All the rejected men talked like that, thought Miranda. War was the one thing they wanted, now they couldn’t have it. Maybe they had wanted badly to go, some of them. All of them had a sidelong eye for the women they talked with about it, a guarded resentment which said, “Don’t pin a white feather on me, you bloodthirsty female. I’ve offered my meat to the crows and they won’t have it.” The worst thing about war for the stay-at-homes is there isn’t anyone to talk to any
more. The Lusk Committee will get you if you don’t watch out. Bread will win the war. Work will win, sugar will win, peach pits will win the war. Nonsense.
Not
nonsense, I tell you, there’s some kind of valuable high explosive to be got out of peach pits. So all the happy housewives hurry during the canning season to lay their baskets of peach pits on the altar of their country. It keeps them busy and makes them feel useful, and all these women running wild with the men away are dangerous, if they aren’t given something to keep their little minds out of mischief.
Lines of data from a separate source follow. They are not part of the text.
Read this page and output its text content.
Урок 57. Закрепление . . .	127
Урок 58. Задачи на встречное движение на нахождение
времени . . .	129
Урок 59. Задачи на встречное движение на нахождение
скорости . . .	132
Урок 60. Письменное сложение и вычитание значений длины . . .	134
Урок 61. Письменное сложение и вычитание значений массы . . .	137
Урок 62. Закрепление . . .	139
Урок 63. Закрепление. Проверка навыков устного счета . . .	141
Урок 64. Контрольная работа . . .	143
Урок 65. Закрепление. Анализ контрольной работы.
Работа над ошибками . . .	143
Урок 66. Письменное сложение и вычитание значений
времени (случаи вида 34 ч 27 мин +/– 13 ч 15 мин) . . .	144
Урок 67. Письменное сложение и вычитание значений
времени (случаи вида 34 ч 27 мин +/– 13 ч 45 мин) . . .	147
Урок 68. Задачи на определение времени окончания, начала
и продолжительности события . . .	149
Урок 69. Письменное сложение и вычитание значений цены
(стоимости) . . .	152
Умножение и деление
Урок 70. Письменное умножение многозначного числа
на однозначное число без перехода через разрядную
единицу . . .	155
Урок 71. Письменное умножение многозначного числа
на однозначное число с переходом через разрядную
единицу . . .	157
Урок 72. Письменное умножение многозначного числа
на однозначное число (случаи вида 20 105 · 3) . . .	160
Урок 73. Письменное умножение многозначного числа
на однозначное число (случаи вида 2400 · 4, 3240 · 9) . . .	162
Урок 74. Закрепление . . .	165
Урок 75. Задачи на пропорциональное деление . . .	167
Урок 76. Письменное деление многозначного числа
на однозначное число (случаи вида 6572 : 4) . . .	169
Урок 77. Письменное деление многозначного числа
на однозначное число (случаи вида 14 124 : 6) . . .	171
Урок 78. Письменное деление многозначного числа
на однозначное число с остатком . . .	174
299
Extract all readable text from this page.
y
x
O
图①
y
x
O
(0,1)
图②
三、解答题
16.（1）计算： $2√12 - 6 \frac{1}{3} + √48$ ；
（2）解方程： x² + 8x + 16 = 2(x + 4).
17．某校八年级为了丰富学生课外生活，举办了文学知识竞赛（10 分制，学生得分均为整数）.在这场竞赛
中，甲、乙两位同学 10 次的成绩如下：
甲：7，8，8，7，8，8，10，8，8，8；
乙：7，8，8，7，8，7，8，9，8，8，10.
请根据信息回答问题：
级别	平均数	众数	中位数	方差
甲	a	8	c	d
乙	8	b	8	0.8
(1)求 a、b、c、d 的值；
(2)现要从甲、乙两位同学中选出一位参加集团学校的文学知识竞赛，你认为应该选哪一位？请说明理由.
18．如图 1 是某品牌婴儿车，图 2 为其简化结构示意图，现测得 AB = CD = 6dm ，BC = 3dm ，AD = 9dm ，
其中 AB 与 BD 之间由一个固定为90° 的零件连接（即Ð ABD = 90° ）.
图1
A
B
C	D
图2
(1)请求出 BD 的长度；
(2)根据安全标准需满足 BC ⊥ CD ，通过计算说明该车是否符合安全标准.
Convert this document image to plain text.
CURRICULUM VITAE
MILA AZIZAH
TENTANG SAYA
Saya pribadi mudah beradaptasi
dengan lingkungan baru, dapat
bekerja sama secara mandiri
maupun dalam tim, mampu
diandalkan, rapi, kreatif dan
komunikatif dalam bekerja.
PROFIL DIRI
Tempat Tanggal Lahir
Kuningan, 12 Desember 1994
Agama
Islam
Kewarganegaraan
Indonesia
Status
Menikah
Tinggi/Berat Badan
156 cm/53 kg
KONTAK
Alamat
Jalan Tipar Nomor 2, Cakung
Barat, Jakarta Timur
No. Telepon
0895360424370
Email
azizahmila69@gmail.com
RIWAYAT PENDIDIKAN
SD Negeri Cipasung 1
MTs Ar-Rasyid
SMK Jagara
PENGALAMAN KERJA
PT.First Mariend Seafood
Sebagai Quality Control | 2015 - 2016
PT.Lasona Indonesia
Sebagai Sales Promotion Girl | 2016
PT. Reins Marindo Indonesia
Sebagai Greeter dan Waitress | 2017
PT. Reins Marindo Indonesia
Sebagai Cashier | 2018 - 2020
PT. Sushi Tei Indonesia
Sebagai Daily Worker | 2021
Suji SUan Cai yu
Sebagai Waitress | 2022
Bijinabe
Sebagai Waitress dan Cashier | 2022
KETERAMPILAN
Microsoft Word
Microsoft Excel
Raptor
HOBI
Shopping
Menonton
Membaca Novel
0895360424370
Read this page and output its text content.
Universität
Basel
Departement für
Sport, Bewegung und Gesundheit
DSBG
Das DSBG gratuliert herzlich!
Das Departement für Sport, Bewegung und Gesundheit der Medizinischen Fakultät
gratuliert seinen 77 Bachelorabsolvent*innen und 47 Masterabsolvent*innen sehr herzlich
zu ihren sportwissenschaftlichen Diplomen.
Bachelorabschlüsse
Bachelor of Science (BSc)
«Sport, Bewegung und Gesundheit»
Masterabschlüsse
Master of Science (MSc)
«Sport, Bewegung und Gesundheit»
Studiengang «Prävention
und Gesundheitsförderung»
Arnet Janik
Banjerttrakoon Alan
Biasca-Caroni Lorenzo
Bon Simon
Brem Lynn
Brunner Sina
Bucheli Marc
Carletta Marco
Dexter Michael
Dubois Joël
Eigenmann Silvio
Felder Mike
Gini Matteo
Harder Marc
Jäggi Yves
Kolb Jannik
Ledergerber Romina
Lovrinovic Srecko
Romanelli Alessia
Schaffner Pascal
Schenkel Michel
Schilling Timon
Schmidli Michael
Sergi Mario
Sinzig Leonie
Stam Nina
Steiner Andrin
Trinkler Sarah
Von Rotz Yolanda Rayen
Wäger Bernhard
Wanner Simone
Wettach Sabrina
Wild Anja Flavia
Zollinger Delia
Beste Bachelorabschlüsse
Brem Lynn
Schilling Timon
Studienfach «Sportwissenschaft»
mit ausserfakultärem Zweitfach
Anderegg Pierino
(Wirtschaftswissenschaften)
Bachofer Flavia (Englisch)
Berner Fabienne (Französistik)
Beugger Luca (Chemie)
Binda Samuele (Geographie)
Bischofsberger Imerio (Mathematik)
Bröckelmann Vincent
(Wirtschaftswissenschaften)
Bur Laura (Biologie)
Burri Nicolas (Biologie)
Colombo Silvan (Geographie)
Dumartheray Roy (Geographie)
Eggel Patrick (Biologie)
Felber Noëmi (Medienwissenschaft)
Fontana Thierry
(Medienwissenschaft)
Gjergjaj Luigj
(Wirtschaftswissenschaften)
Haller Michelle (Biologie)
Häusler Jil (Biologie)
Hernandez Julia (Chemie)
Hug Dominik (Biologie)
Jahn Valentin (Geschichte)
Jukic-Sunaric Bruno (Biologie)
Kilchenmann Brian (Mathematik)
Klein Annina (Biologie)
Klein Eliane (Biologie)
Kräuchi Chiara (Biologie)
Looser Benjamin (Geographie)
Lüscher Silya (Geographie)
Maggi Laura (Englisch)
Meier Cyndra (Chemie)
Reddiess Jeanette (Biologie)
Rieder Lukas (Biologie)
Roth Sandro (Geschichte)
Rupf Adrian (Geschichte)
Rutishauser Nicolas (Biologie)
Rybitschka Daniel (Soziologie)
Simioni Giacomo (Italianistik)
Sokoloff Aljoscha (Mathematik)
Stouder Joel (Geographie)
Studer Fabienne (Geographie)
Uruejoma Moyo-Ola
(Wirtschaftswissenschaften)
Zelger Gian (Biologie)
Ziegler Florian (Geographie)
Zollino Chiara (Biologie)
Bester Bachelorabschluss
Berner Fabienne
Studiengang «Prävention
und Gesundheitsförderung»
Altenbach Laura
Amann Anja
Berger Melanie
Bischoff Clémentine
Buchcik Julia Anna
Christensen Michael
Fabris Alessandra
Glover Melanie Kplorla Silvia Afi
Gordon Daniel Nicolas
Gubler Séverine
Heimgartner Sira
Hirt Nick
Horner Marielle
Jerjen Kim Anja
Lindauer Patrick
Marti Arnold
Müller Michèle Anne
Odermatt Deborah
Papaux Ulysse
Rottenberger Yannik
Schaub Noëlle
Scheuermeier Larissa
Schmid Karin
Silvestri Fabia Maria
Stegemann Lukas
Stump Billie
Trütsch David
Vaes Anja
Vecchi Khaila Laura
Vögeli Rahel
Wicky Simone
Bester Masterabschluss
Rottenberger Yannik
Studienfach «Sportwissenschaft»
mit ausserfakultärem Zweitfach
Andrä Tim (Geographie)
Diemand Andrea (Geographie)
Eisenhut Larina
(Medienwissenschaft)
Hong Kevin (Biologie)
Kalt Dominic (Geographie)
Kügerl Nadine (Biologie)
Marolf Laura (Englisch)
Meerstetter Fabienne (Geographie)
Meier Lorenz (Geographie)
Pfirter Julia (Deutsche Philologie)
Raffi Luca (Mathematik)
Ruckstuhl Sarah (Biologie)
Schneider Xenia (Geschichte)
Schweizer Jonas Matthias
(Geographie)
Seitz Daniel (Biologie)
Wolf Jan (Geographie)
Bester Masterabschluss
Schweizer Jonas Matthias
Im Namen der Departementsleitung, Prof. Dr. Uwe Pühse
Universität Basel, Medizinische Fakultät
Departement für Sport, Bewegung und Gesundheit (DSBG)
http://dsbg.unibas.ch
So rows of young girls, the intact cradles of the future, with their pure serious faces framed becomingly in Red Cross wimples, roll cock-eyed bandages that will never reach a base hospital, and knit sweaters that will never warm a manly chest, their minds dwelling lovingly on all the blood and mud and the next dance at the Acanthus Club for the officers of the flying corps. Keeping still and quiet will win the war.